On that particular morning the McTeagues had risen a half hour earlier than usual and taken a hurried breakfast in the kitchen on the deal table with its oilcloth cover. Trina was house-cleaning that week and had a presentiment of a hard day's work ahead of her, while McTeague remembered a seven o'clock appointment with a little German shoemaker.
At about eight o'clock, when the dentist had been in his office for over an hour, Trina descended upon the bedroom, a towel about her head and the roller-sweeper in her hand. She covered the bureau and sewing machine with sheets, and unhooked the chenille portières between the bedroom and the sitting-room. As she was tying the Nottingham lace curtains at the window into great knots, she saw old Miss Baker on the opposite sidewalk in the street below, and raising the sash called down to her.

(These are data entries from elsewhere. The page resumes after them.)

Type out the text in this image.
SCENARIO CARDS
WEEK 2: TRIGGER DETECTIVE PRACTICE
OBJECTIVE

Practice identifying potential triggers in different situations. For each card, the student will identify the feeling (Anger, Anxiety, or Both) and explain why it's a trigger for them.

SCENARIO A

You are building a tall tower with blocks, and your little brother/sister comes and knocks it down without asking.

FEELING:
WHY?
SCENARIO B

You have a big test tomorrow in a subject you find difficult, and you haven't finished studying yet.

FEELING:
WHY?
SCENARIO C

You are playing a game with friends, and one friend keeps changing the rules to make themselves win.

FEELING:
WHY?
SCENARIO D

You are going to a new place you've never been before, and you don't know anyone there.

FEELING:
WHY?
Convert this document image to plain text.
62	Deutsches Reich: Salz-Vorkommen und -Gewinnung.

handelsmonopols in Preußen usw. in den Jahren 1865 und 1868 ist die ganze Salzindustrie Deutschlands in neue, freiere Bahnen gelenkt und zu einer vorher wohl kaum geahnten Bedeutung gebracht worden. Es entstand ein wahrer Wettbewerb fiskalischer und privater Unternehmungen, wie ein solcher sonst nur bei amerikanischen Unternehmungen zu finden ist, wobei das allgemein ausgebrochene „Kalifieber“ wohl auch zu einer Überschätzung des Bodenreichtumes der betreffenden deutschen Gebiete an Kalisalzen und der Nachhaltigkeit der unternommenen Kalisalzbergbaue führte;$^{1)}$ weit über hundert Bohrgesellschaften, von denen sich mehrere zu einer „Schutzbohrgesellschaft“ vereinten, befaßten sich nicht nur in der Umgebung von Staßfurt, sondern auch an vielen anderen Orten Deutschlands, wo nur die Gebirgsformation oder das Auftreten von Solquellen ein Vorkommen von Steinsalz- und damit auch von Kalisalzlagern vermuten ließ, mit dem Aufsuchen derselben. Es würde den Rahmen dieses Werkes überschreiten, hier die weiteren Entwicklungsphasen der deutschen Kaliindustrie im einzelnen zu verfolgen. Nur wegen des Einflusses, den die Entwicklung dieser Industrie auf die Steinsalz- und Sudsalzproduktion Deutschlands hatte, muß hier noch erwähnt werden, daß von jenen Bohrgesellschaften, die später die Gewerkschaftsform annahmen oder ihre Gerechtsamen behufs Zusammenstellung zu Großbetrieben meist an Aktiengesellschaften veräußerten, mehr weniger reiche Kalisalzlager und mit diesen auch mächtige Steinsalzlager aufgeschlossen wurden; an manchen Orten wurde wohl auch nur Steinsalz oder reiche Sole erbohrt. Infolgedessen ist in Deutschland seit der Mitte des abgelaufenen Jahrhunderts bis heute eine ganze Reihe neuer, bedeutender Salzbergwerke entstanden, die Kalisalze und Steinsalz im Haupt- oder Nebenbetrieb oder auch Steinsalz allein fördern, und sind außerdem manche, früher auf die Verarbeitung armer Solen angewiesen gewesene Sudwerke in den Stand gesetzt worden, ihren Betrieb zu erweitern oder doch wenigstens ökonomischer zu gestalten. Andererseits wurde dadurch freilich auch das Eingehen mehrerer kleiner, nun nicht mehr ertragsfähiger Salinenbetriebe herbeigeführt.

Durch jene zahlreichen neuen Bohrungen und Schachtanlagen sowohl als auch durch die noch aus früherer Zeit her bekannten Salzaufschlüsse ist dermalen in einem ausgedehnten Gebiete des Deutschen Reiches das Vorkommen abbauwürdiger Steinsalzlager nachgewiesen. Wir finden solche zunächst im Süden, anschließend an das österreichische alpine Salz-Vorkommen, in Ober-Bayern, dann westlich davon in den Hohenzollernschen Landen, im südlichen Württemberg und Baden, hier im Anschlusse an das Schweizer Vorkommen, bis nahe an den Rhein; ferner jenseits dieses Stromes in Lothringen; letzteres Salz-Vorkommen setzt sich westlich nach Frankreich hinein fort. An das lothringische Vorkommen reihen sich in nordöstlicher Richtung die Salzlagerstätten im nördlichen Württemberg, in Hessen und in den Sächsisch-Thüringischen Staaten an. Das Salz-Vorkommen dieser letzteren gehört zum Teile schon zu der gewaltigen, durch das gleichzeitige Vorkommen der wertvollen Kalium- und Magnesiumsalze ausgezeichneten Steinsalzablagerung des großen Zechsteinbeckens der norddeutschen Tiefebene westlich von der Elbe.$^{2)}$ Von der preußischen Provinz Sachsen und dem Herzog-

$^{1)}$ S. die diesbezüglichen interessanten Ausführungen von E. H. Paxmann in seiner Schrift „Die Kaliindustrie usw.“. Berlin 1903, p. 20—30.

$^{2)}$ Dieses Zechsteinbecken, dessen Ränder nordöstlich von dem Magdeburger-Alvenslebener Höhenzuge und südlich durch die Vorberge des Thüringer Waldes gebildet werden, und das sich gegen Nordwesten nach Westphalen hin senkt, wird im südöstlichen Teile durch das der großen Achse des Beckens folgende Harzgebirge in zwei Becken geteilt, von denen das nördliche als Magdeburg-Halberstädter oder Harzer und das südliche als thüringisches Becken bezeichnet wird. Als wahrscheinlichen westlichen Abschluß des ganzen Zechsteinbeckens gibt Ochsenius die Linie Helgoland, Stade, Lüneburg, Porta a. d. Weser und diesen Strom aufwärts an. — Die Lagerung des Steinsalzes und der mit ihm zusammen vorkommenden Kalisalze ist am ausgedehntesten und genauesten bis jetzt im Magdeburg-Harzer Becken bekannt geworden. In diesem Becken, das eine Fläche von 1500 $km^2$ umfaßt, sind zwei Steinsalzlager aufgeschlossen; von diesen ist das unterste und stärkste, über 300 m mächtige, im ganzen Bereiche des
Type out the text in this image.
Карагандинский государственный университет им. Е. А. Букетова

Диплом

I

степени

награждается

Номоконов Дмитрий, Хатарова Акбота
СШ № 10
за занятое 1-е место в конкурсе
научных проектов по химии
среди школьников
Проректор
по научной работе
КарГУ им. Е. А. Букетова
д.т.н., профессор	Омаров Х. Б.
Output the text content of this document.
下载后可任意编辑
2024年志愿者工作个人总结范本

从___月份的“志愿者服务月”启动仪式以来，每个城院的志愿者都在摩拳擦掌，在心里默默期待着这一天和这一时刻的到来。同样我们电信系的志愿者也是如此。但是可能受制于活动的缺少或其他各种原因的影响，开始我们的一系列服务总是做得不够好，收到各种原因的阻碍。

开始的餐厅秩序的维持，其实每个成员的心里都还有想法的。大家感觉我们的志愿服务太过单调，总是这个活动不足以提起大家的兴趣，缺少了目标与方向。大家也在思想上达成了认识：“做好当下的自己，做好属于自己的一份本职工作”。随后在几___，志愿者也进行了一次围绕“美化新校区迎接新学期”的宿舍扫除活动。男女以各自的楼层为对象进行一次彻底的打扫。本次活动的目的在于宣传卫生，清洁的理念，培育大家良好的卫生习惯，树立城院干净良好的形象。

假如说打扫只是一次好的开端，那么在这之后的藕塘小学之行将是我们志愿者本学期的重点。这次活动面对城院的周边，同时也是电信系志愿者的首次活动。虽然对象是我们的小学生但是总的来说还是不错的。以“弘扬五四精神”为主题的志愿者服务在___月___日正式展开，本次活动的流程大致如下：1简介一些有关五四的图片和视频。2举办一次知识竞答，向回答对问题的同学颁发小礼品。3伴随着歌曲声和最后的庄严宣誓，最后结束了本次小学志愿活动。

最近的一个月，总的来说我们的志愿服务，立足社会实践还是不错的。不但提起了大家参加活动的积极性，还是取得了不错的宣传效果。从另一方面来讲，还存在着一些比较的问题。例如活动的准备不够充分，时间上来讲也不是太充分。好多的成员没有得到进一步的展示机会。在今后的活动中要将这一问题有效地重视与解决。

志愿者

'Oh, it's you, Mrs McTeague,' cried the retired dressmaker, facing about, her head in the air. Then a long conversation was begun, Trina, her arms folded under her breast, her elbows resting on the window ledge, willing to be idle for a moment; old Miss Baker, her market-basket on her arm, her hands wrapped in the ends of her worsted shawl against the cold of the early morning. They exchanged phrases, calling to each other from window to curb, their breath coming from their lips in faint puffs of vapor, their voices shrill, and raised to dominate the clamor of the waking street. The newsboys had made their appearance on the street, together with the day laborers. The cable cars had begun to fill up; all along the street could be seen the shopkeepers taking down their shutters; some were still breakfasting. Now and then a waiter from one of the cheap restaurants crossed from one sidewalk to another, balancing on one palm a tray covered with a napkin.